Find the standard form of the equation of the parabola with the given characteristics and vertex at the origin. Passes through the point (-5, 1/8); vertical axis.
There is no focus of the parabola or equation given, so how am I suppose to solve this problem?
Since the axis is vertical, you know it's
y = a(x-h)^2 + k
Since the vertex is at (0,0), you know that h=k=0, and thus
y = ax^2
1/8 = 25a
a = 1/200
so,
y = 1/200 x^2
All the data you needed was there. Just gotta read it carefully.
To determine the equation of the parabola, we need to use the vertex form equation for a parabola with a vertical axis:
(x - h)^2 = 4p(y - k)
where (h, k) is the vertex and p is the distance from the vertex to the focus or directrix.
Since the given vertex is at the origin (0, 0), the equation becomes:
x^2 = 4p(y - 0)
Simplifying further:
x^2 = 4py
Now, we need to find the value of p, which represents the distance from the vertex to the focus or directrix. The given information states that the parabola passes through the point (-5, 1/8).
Substituting the coordinates of the point into the equation, we get:
(-5)^2 = 4p(1/8)
25 = p/2
p = 50
Now, we can substitute the value of p into the equation to obtain the standard form of the equation of the parabola:
x^2 = 4(50)y
x^2 = 200y
So, the standard form of the equation of the parabola with the given characteristics and vertex at the origin, passing through the point (-5, 1/8), is x^2 = 200y.
To find the equation of a parabola in standard form, given its characteristics and vertex at the origin, you need to use the general equation of a parabola with a vertical axis of symmetry:
y = a(x - h)^2 + k
where (h, k) represents the vertex of the parabola.

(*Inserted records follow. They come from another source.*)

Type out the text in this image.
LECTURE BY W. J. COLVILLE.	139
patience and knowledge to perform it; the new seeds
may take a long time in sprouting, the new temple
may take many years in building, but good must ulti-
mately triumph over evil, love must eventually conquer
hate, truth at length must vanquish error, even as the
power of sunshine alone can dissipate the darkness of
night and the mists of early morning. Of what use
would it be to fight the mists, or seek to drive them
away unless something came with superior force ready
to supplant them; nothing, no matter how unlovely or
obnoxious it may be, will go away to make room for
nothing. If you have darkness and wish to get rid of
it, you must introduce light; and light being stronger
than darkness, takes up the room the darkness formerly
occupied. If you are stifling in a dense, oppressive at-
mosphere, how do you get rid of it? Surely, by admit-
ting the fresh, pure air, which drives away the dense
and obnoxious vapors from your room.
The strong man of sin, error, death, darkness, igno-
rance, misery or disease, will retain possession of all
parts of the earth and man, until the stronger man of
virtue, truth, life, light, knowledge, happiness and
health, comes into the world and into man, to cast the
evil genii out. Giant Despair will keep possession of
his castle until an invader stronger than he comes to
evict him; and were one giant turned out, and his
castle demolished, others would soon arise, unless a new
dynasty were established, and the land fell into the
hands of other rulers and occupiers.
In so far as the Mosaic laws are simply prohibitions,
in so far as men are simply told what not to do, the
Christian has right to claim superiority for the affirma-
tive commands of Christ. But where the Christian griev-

In this case, since the vertex is at the origin, the equation becomes:
y = ax^2
To determine the value of 'a', we can use the given point on the parabola, (-5, 1/8). Substituting these coordinates into the equation:
1/8 = a(-5)^2
1/8 = 25a
To solve for 'a', multiply both sides of the equation by 8:
8 * (1/8) = 8 * 25a
1 = 200a
Divide both sides of the equation by 200:
1/200 = a
So, the value of 'a' is 1/200. Substituting this into the equation for 'a', the standard form of the equation of the parabola becomes:
y = (1/200)x^2
Therefore, the standard form of the equation of the parabola with a vertex at the origin and passing through the point (-5, 1/8) is y = (1/200)x^2.